Skill description (per turn): 50 × 20 =              1,000 tokens
Bash tool schema (shared, not browser-specific):      ~200 per turn (shared)
Skill initial load:                                   1,000 tokens
Commands + responses:                                 ~1,200 tokens
────────────────────────────────────────────────────
TOTAL:                                                ~3,200 tokens (browser-specific)

That's ~2% of usable context.

Side-by-Side Summary

Metric	MCP	Skill	Difference
20-step test total	~92,100 tokens	~3,200 tokens	29x cheaper
Context consumed	~61%	~2%	59% more available
Context remaining	~58K tokens	~147K tokens	2.5x more headroom
Cost at $15/M tokens (input)	~$1.38	~$0.05	28x cheaper

What You Do with the Saved Context

The 147K tokens saved by using skills instead of MCP can hold:

Content	Approximate Tokens	What It Enables
10 source files (~200 lines each)	~30,000	Agent reads and modifies code
Full test suite definition	~10,000	Agent understands all tests
Error analysis + debugging	~20,000	Agent reasons about failures
Conversation history	~50,000	Agent remembers earlier context
Total additional capacity	~110,000	A richer, more capable agent

When Token Cost Doesn't Matter

If you're using Gemini with a 1M+ context window, the token efficiency argument is much weaker.
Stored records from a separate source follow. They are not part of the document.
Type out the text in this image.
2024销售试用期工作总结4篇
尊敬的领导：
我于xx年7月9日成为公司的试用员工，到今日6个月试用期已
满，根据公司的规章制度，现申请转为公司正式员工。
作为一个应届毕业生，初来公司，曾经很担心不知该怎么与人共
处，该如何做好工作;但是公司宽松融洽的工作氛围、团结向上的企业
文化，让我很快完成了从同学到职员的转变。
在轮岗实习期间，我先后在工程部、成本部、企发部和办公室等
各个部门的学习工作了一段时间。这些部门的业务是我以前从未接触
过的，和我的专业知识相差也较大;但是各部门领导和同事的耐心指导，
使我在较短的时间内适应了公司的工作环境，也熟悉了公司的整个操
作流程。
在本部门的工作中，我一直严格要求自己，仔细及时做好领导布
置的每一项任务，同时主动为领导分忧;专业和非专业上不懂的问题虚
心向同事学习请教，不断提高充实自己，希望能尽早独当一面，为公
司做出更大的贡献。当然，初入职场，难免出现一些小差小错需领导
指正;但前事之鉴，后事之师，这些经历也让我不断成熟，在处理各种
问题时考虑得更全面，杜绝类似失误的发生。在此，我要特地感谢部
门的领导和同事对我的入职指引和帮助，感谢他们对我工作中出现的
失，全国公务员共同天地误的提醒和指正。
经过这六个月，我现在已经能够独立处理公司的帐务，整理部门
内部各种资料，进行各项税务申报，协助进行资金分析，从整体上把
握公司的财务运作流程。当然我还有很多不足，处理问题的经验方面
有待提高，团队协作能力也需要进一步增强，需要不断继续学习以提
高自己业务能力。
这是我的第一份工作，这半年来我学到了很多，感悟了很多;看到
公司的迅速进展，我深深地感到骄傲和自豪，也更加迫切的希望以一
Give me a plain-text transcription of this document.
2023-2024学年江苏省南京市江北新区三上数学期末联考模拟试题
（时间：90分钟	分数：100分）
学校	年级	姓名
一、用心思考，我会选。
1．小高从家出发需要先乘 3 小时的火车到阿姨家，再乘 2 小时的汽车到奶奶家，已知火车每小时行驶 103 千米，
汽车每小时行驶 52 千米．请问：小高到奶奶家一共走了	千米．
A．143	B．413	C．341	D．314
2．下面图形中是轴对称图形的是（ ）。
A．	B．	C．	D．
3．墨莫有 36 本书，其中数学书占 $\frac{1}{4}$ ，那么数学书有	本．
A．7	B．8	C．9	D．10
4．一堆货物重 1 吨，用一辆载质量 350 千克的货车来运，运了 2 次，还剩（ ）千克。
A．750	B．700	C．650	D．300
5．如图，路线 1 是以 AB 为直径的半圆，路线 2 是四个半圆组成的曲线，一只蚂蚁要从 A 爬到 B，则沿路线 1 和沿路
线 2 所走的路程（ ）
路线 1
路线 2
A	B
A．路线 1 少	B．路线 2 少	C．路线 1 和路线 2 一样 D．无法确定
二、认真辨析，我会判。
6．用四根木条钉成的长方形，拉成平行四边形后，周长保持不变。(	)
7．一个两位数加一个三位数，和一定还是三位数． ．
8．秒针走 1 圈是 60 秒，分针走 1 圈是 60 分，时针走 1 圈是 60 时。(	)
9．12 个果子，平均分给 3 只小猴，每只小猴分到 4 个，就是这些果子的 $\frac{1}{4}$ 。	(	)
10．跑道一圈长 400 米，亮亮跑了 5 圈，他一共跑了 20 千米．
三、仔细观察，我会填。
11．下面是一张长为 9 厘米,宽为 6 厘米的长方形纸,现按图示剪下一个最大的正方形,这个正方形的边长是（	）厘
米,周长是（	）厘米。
You can afford MCP's overhead and still have plenty of context.

However:

API cost still matters (you pay per token)
Latency scales with tokens (more tokens = slower responses)
Quality can degrade with very long contexts (attention dilution)

So even with large windows, keeping things lean is still beneficial.

Interview Talking Point

"I've done the math on token costs. A 20-step test via MCP consumes about 92,000 tokens — 61% of a 200K context window — primarily from tool schemas loaded every turn and accessibility trees. The same test via CLI skill costs about 3,200 tokens — 2% of the window. That's a 29x reduction. More importantly, it means the agent has 147K tokens available for reasoning about test logic, analyzing failures, and maintaining context across the session. At $15 per million input tokens, each test run costs $1.38 via MCP versus $0.05 via skills. Across hundreds of CI runs per day, that's the difference between a viable approach and an unsustainable one."